Le tragedie vengono sempre da lontano

lacrima_piantoSi chiama Pasquale Iacovone. Guardo la sua foto sul giornale. Forse è su una spiaggia o ai bordi di una piscina. No, è su una spiaggia, magari di un paese per noi esotico, la riconosco dai suoi occhiali a specchio, sabbia bianca, mare blu, poca gente. Lui ha i capelli biondi bel pettinati corti, dritti sparati sulla testa, un bravo ragazzo in vacanza, un giorno forse neanche tanto lontano. Non so cosa ci sia dietro quegli specchi, non so se lo sguardo è già perso in pensieri che non han niente a che vedere con la situazione; sembra che stia per dire qualcosa. Ma non lo fa. E forse le volte che parla, parla a sproposito, parolacce e minacce. E’ un uomo profondamente frustrato nel suo orgoglio di maschio ferito. Il suo matrimonio è fallito, dopo anni di sofferenze lei chiede la separazione e lui non la tollera. Hanno due figli Andrea e Davide, tredici e nove anni. Avevano. Adesso i due bambini sono morti e solo l’autopsia ne stabilirà le cause. Il padre è in gravi condizioni. La madre dei bambini, sua ex moglie, ha perso tutto. Lasciamo stare il ripetersi di questi episodi di cui questo ha preso la strada peggiore, quando la rabbia non riesce a scaricarsi sul coniuge colpevole di abbandono, in casi estremi, ma non così poco frequenti, si scarica sui figli. Quando l’odio per l’altro diventa autolesionismo e delitto su un innocente, che ha certamente sofferto per entrambi i genitori, allora siamo allo stremo.

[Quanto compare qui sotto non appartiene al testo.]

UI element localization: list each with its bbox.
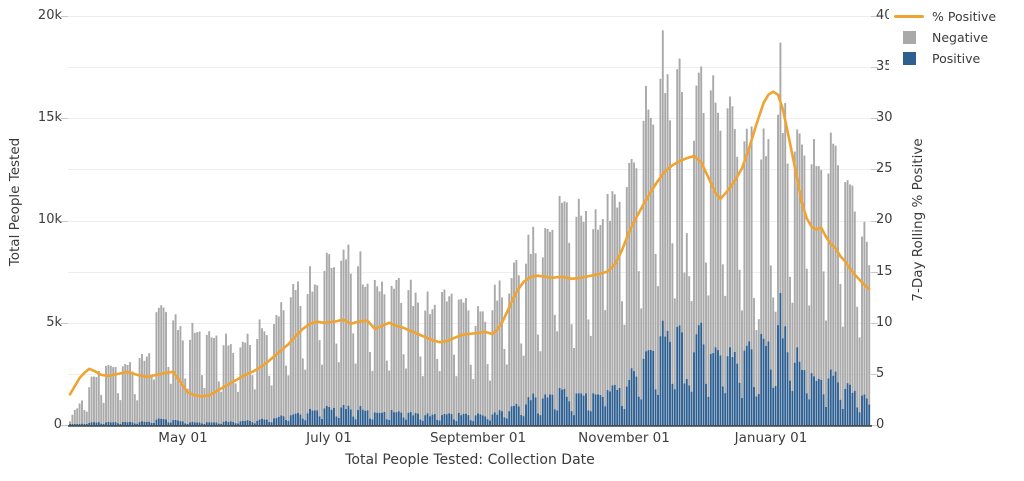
y-axis-left-tick: 20k xyxy=(37,8,62,23)
y-axis-right-tick: 10 xyxy=(876,315,893,330)
y-axis-left-tick: 0 xyxy=(53,417,62,432)
y-axis-left-tick: 5k xyxy=(46,315,62,330)
legend-label: Negative xyxy=(932,30,989,45)
y-axis-left-tick: 10k xyxy=(37,212,62,227)
legend-item-positive[interactable]: Positive xyxy=(893,48,996,69)
x-axis-tick-january: January 01 xyxy=(734,430,808,446)
x-axis-tick-july: July 01 xyxy=(306,430,352,446)
legend-item-pct-positive[interactable]: % Positive xyxy=(893,6,996,27)
y-axis-left-tick: 15k xyxy=(37,110,62,125)
y-axis-right-tick: 40 xyxy=(876,8,893,23)
x-axis-tick-november: November 01 xyxy=(578,430,670,446)
y-axis-title-right: 7-Day Rolling % Positive xyxy=(910,138,926,302)
negative-swatch-icon xyxy=(902,31,916,44)
y-axis-right-tick: 35 xyxy=(876,59,893,74)
y-axis-right-tick: 15 xyxy=(876,264,893,279)
legend-label: % Positive xyxy=(932,9,997,24)
x-axis-tick-may: May 01 xyxy=(158,430,208,446)
y-axis-right-tick: 25 xyxy=(876,161,893,176)
x-axis-tick-september: September 01 xyxy=(429,430,527,446)
positive-swatch-icon xyxy=(902,52,916,65)
y-axis-right-tick: 5 xyxy=(876,366,885,381)
pct-positive-line-swatch-icon xyxy=(894,15,924,18)
y-axis-right-tick: 30 xyxy=(876,110,893,125)
y-axis-right-tick: 20 xyxy=(876,212,893,227)
y-axis-title-left: Total People Tested xyxy=(7,137,23,267)
x-axis-title: Total People Tested: Collection Date xyxy=(345,452,595,468)
legend-item-negative[interactable]: Negative xyxy=(893,27,996,48)
y-axis-right-tick: 0 xyxy=(876,417,885,432)
legend-label: Positive xyxy=(932,51,981,66)
legend: % Positive Negative Positive xyxy=(889,4,1001,73)
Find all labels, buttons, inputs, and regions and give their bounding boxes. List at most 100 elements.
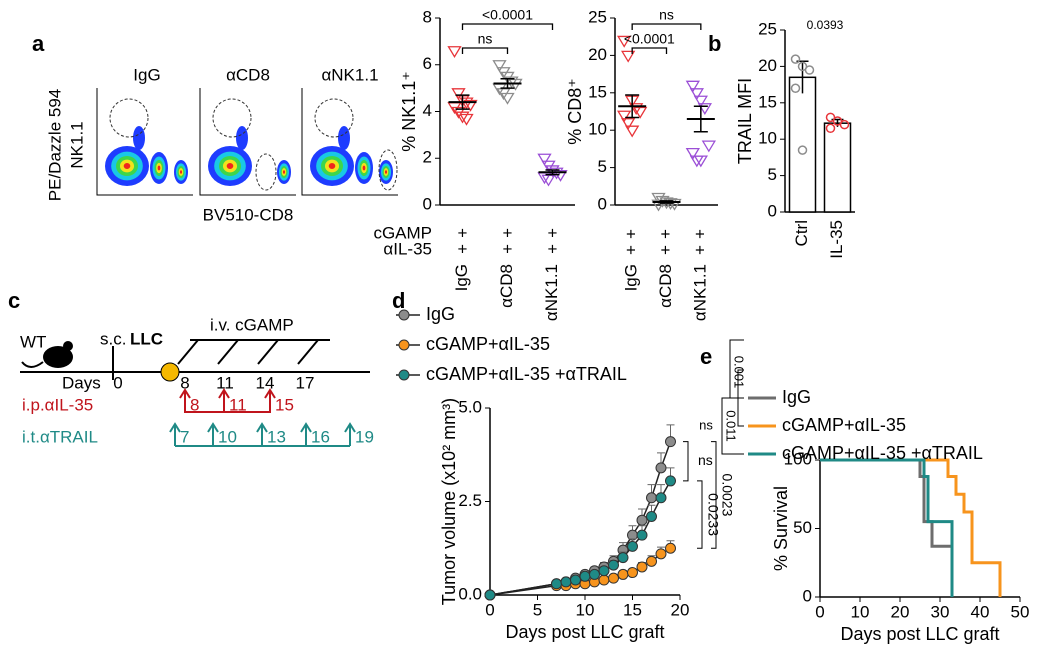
marker bbox=[627, 567, 638, 579]
x-tick-label: 40 bbox=[971, 602, 990, 621]
bar bbox=[788, 76, 817, 213]
treatment-sign: + bbox=[503, 239, 513, 258]
flow-y-label: PE/Dazzle 594 bbox=[45, 89, 64, 201]
point bbox=[701, 140, 716, 153]
category-label: Ctrl bbox=[792, 220, 811, 246]
point bbox=[617, 110, 632, 123]
flow-x-label: BV510-CD8 bbox=[203, 205, 294, 224]
marker bbox=[579, 570, 591, 582]
ip-day: 11 bbox=[229, 395, 247, 414]
flow-density bbox=[362, 165, 366, 171]
error-bar bbox=[693, 105, 708, 133]
x-tick-label: 20 bbox=[671, 600, 690, 619]
p-value: 0.0393 bbox=[807, 18, 844, 32]
comparison-label: ns bbox=[478, 31, 493, 47]
error-bar bbox=[659, 200, 674, 204]
ip-arrow bbox=[179, 388, 191, 412]
y-tick-label: 8 bbox=[423, 7, 432, 26]
flow-axes bbox=[301, 88, 398, 196]
point bbox=[447, 46, 462, 58]
flow-gate bbox=[212, 98, 252, 138]
marker bbox=[617, 552, 629, 564]
marker bbox=[560, 576, 572, 588]
treatment-label: i.v. cGAMP bbox=[210, 315, 294, 334]
it-day: 7 bbox=[180, 427, 189, 446]
marker bbox=[655, 548, 667, 560]
panel-letter: a bbox=[32, 31, 45, 56]
treatment-sign: + bbox=[656, 229, 675, 239]
marker bbox=[589, 568, 600, 580]
it-day: 10 bbox=[218, 427, 237, 446]
it-day: 13 bbox=[267, 427, 286, 446]
point bbox=[492, 60, 507, 73]
point bbox=[621, 118, 636, 130]
point bbox=[459, 113, 474, 126]
comparison-label: 0.011 bbox=[724, 410, 739, 442]
y-tick-label: 5 bbox=[768, 165, 777, 184]
ip-label: i.p.αIL-35 bbox=[22, 395, 93, 414]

Tutti ci chiediamo perchè…il perchè lo vedete ogni giorno attorno a voi. Il fenomeno distruttivo nasce da lontano e ci mette anni a svilupparsi nella sua pienezza. Esattamente come il cancro al polmone: uno dei tumori più lenti a svilupparsi, quando appare non c’è più molto da fare, non si guarisce più. Se siete su una spiaggia, se siete davanti ad una scuola, se siete per strada potete osservare come i germi di questa malattia si esprimano e, se non c’è una figura di accudimento presente e cosciente di quello che sta accadendo, la cosa si ripete costantemente negli anni fino a un punto di non ritorno: quando chi accudisce dimentica il suo ruolo e lascia fare al bambino, ha perso. Ha perso anche quel bambino una occasione per crescere e abbiamo perso tutti noi, ma, soprattutto, le donne che incontrerà nel suo cammino. Il maschio dorato, che le madri mettono sul piedistallo perchè non han risolto la loro frustrazione atavica femminile e il profondo odio che hanno per se stesse e in quanto donne, diventa un dio a cui non si può dire di no. Queste sono le conseguenze della costruzione di un Moloch  dai piedi d’argilla, al di là delle differenze comportamentali di ciascuno, naturalmente. Se la madre non allena alla frustrazione, abdica al suo dovere educativo e consegna alla società dei modelli deboli incapaci di soffrire per i propri sbagli, esseri inetti all’autocorrezione, intolleranti alle frustrazioni generiche della vita, testardamente impegnati a farsi valere, al di là di ogni ragionevolezza, fino all’autodissoluzione. Errare è umano, perseverare è diabolico. Provate a dirlo alla mamma del bimbo capriccioso che rende impossibile la vita a tutti quanti, il piccolo despota del voglio, posso, comando, provate a dirglielo: vi risponderà con malcelato orgoglio che lui è più forte di lei oppure tirerà fuori le unghie affilate negli anni per difendere l’unica cosa che le fa sentire “qualcosa”, il suo povero figlio.